Жилицу она не любила, она казалась старухе пустой, несамостоятельной женщиной. Вставала она поздно, девчонка у нее ходила рваная, кушала что попало. Большей частью жилица молчала, сидела за столом, смотрела в окно. А иногда на нее накатывало, и она принималась работать и, оказывается, все умела: и шила, и полы мыла, и варила хороший суп, и даже корову умела доить, хотя была городской. Видно, была она какая-то не в себе. И девчонка была у нее какая-то малахольная. Очень любила возиться с жуками, кузнечиками, тараканами, и как-то по-дурному, не как все дети, — целует жуков, рассказывает им что-то, потом выпустит их и сама плачет, зовет, именами называет. Старуха ей осенью принесла из леса ежика, девчонка за ним ходила неотступно, куда он, туда и она. Еж хрюкнет, она сомлеет от радости. Еж уйдет под комод, и она сядет около комода на пол и ждет его, говорит матери: «Тише, он отдыхает». А когда еж ушел в лес, она два дня есть не хотела.
Старухе все казалось, что ее жилица удавится, и беспокоилась: куда девчонку девать? Не хотела она на старости новых хлопот.
— Я никому не обязана, — говорила она, и ее действительно мучила мысль: встанет утром, а жилица висит. Куда девку тогда?
Она считала, что жилицу муж бросил, нашел себе другую на фронте, помоложе, от этого она задумывается. Письма от него приходили редко, а когда приходили, она не становилась веселей. Вытянуть из нее ничего нельзя было — молчит. И соседки замечали, что у старухи странная жилица.
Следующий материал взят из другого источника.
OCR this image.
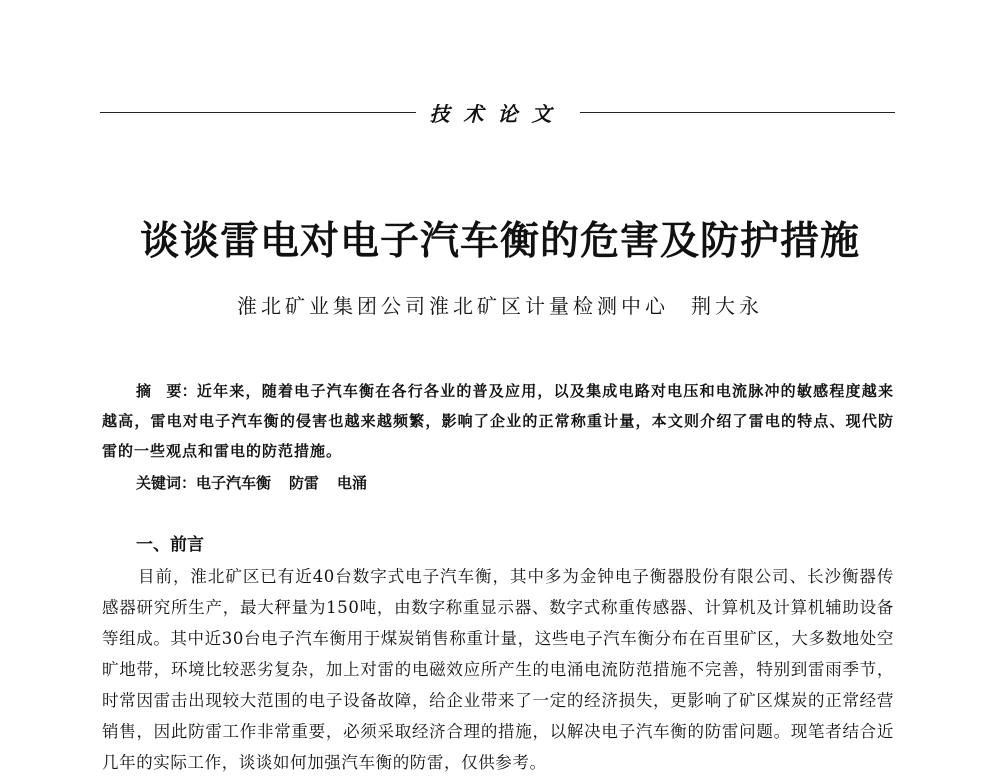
技术论文
谈谈雷电对电子汽车衡的危害及防护措施
淮北矿业集团公司淮北矿区计量检测中心 荆大永
摘　要：近年来，随着电子汽车衡在各行各业的普及应用，以及集成电路对电压和电流脉冲的敏感程度越来越高，雷电对电子汽车衡的侵害也越来越频繁，影响了企业的正常称重计量，本文则介绍了雷电的特点、现代防雷的一些观点和雷电的防范措施。
关键词：电子汽车衡 防雷 电涌
一、前言
目前，淮北矿区已有近40台数字式电子汽车衡，其中多为金钟电子衡器股份有限公司、长沙衡器传感器研究所生产，最大秤量为150吨，由数字称重显示器、数字式称重传感器、计算机及计算机辅助设备等组成。其中近30台电子汽车衡用于煤炭销售称重计量，这些电子汽车衡分布在百里矿区，大多数地处空旷地带，环境比较恶劣复杂，加上对雷的电磁效应所产生的电涌电流防范措施不完善，特别到雷雨季节，时常因雷击出现较大范围的电子设备故障，给企业带来了一定的经济损失，更影响了矿区煤炭的正常经营销售，因此防雷工作非常重要，必须采取经济合理的措施，以解决电子汽车衡的防雷问题。现笔者结合近几年的实际工作，谈谈如何加强汽车衡的防雷，仅供参考。
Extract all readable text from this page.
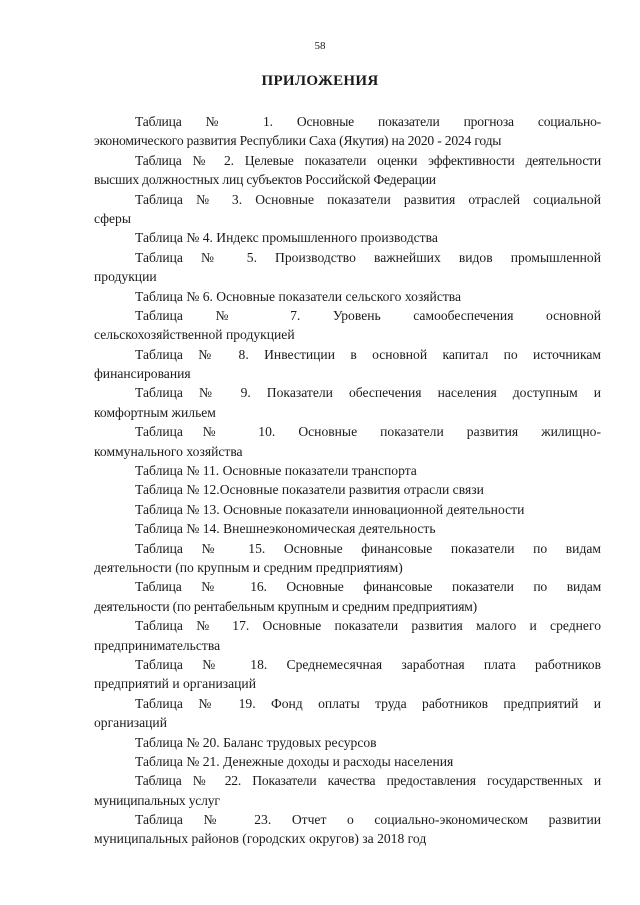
58
ПРИЛОЖЕНИЯ
Таблица № 1. Основные показатели прогноза социально-
экономического развития Республики Саха (Якутия) на 2020 - 2024 годы
Таблица № 2. Целевые показатели оценки эффективности деятельности
высших должностных лиц субъектов Российской Федерации
Таблица № 3. Основные показатели развития отраслей социальной
сферы
Таблица № 4. Индекс промышленного производства
Таблица № 5. Производство важнейших видов промышленной
продукции
Таблица № 6. Основные показатели сельского хозяйства
Таблица № 7. Уровень самообеспечения основной
сельскохозяйственной продукцией
Таблица № 8. Инвестиции в основной капитал по источникам
финансирования
Таблица № 9. Показатели обеспечения населения доступным и
комфортным жильем
Таблица№ 10. Основные показатели развития жилищно-
коммунального хозяйства
Таблица № 11. Основные показатели транспорта
Таблица № 12.Основные показатели развития отрасли связи
Таблица № 13. Основные показатели инновационной деятельности
Таблица № 14. Внешнеэкономическая деятельность
Таблица № 15. Основные финансовые показатели по видам
деятельности (по крупным и средним предприятиям)
Таблица № 16. Основные финансовые показатели по видам
деятельности (по рентабельным крупным и средним предприятиям)
Таблица № 17. Основные показатели развития малого и среднего
предпринимательства
Таблица № 18. Среднемесячная заработная плата работников
предприятий и организаций
Таблица № 19. Фонд оплаты труда работников предприятий и
организаций
Таблица № 20. Баланс трудовых ресурсов
Таблица № 21. Денежные доходы и расходы населения
Таблица № 22. Показатели качества предоставления государственных и
муниципальных услуг
Таблица № 23. Отчет о социально-экономическом развитии
муниципальных районов (городских округов) за 2018 год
Старуха хлебнула горя с мужем. Он был человек пьющий, скандальный. И дрался он не по-обычному, а норовил либо кочергой, либо палкой ее достать. И дочку он бил. А от трезвого тоже было мало радости, — скупой, придирался, в горшки, как баба, нос совал: все не то, все не так. Учил ее готовить, не то купила, не так корову доит, не так постель стелет. И через каждое слово по-матерному. Он и ее приучил, чуть не по ее, она теперь матюгалась. Она даже любимую корову материла. Когда муж умер, она ни одной слезы не проронила. И лез он к ней до старости. Что с ним поделаешь, пьяный. И хоть бы дочки постыдился, вспомнить стыдно. А храпел как, особенно когда напьется. А корова у нее такая побегунья, такая побегунья. Чуть что — бежит из стада, разве за ней старый человек угонится.
Старуха то прислушивалась к шепоту за перегородкой, то вспоминала свою недобрую жизнь с мужем и вместе с обидой чувствовала жалость к нему. Все же работал он трудно, зарабатывал мало. Если бы не корова, совсем плохо было бы им жить. И умер он оттого, что пыли на руднике наглотался. Вот она не умерла, живет. А когда-то он ей из Екатеринбурга бусы привез, их дочь теперь носит…
Рано утром, еще не просыпалась девочка, они пошли в соседний поселок за хлебом, там по военной рейсовой карточке можно было получить белый хлеб.